This is my space for idle speculation. What’s cool about speculation in this space is that it can be really idle in the true sense. My thoughts don’t need to be developed beyond the heated coffee shop conversation stage, nor need be backed by too much evidence.
From that totally secure vantage point, I decided to rattle around randomly through literary history in my battered, quirky time-machine gathering patterns that might tell us which way our stories might go in the future.
Length
Will stories become longer or shorter? Though our attention span is decreasing, we’re becoming liberated from the constraints of print and paper and certain other costs related to marketing. There’s the pull towards shortening to hold attention wrestling out with the seeming possibility of infinite length.
Shall we simply become episodic, like our great old epics, every great story spawning multiple versions amongst multiple groups of people as our stories travel super-fast through the internet?
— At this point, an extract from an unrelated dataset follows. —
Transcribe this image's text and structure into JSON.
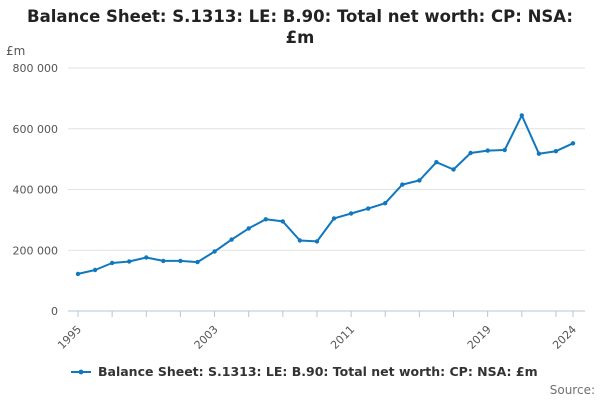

Not just sequels and prequels but the great Mac Donald Burger stories adapting to different tastes?
Or is a single convention (regarding myths, patterns, word length, structure) going to establish itself totally with time so that the future will just be an image of the past with some creative distortions? That’s not to imply that the past was simple but that the dominant ways in which we’ve learnt to imagine the past make it appear simple. The simplicity leads to restrictive conventions through which we imagine the future. The conventions could get very effective strengthened by the speed and reach of the internet.
Events

Obviously, things that can happen in stories will change with time. Plots will no longer hinge on the colour of hair found in someone’s locket or have the chance to depict scenes with tragic irony when, say, family members prepare for an impending visit of a loved one from a foreign land while news of his death travels by letter via ship.
But new ways of life have posed new challenges for writers already. How do you depict action between characters when people interact not face to face but over chat or social networking? How do you depict people living lives in a certain geographical place but existing mentally somewhere else where they have social lives with friends, family, even neighbours via the internet?
Some things will become simpler of course. The hit of a single “reply all” button by mistake on email alone can eliminate the need to depict several gossipy aunts and gentlemen in pubs as plot devices that reveal all.
Competition from multiple windows
People are increasingly flitting back and forth between different opened windows. These can trigger very different ways of thinking simultaneously in the same reader.
Will repetition, as in oral traditions or in epics become more common? Will every paragraph attempt to become a complete nugget of information by itself? Will multiple endings coexist? Will writers themselves form less linear and more divergent thought patterns in their own writing flitting back and forth between windows in their own writing itself?
How will our imagination change as we read and tell the new stories of the future?